Sperm made from human bone marrow

May 02, 2007

SCIENTISTS say they have successfully made immature sperm cells from human bone marrow samples. If these can be grown into fully developed sperm, which the researchers hope to do within five years, they may be useful in fertility treatments.

SCIENTISTS say they have successfully made immature sperm cells from human bone marrow samples. If these can be grown into fully developed sperm, which the researchers hope to do within five years, they may be useful in fertility treatments.

But experts have warned the findings from the German study should be interpreted with caution at this very early stage. And government issued a fertility White Paper proposing a ban on using artificially created sperm or eggs in assisted reproduction.

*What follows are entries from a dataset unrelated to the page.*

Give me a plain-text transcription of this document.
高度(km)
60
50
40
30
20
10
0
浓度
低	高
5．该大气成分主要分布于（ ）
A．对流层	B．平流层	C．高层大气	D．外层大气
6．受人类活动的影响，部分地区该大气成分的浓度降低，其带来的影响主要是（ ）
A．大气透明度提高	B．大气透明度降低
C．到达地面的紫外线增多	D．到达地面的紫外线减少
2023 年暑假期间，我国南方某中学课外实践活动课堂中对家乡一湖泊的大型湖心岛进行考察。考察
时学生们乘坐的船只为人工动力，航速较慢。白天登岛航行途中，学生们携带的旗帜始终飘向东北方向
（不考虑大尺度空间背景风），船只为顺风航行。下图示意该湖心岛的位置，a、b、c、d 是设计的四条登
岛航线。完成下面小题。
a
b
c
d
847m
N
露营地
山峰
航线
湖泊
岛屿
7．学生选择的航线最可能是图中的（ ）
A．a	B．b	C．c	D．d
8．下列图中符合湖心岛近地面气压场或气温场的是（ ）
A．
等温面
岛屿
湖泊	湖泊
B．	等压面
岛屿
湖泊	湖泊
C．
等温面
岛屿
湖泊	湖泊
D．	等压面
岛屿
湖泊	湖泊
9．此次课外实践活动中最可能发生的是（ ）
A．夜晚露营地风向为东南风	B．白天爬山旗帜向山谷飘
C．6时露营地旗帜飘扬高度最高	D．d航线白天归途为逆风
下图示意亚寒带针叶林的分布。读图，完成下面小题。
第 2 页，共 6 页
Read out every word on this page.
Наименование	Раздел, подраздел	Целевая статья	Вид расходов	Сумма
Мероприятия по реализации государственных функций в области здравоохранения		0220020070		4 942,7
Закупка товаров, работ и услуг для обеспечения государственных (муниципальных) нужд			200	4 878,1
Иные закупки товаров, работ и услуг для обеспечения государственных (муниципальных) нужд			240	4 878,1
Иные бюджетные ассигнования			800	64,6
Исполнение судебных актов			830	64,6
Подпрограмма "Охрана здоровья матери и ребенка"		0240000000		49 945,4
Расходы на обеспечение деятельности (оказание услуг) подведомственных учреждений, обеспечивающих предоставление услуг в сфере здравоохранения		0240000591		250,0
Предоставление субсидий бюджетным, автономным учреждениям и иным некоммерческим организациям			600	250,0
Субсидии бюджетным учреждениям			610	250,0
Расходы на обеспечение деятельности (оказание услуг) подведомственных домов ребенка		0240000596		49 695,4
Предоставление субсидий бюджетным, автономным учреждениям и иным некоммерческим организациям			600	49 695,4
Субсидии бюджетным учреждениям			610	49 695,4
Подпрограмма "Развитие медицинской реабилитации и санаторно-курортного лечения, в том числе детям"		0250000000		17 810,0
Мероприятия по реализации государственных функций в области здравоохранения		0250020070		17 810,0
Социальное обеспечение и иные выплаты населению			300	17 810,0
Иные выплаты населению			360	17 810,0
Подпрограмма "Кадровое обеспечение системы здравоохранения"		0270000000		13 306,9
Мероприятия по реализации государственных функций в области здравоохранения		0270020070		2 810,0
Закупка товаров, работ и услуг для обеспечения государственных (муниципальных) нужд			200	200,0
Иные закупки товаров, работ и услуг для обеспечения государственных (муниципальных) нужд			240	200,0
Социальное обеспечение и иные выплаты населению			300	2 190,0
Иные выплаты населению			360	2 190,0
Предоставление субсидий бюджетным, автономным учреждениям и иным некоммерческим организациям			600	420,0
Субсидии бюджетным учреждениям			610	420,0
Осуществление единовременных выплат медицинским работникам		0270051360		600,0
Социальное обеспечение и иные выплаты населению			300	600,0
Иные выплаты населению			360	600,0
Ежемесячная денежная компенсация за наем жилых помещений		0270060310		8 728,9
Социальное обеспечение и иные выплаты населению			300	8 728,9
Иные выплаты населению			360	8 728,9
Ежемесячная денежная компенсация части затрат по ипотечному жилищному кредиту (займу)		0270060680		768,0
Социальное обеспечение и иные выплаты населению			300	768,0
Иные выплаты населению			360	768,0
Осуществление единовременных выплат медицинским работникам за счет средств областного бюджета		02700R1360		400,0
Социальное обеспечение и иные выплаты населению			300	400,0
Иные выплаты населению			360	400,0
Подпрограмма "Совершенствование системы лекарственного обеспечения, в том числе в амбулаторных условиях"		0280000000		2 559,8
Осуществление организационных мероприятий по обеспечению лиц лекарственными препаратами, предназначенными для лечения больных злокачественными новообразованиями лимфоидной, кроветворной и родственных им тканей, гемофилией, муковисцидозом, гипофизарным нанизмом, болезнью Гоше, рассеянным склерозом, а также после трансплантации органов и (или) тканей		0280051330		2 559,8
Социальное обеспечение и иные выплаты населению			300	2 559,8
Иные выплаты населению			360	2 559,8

The researchers from the Universities of Göttingen and Münster and the Medical School of Hannover isolated adult stem cells — cells that have the ability to become many types of tissue in the body — from bone marrow samples taken from male volunteers. They then induced a small number of them to develop into what appeared to be spermatagonial cells — cells found in the testes which would normally develop into mature sperm cells.

Lead researcher Professor Karim Nayernia, said the next goal is to see spermatagonial cells can be got to progress to mature sperm in the laboratory. He said this should take around three to five years of experiments.

The findings were presented at an international fertility conference and are published in Gamete Biology: Emerging Frontiers on Fertility and Contraceptive Development.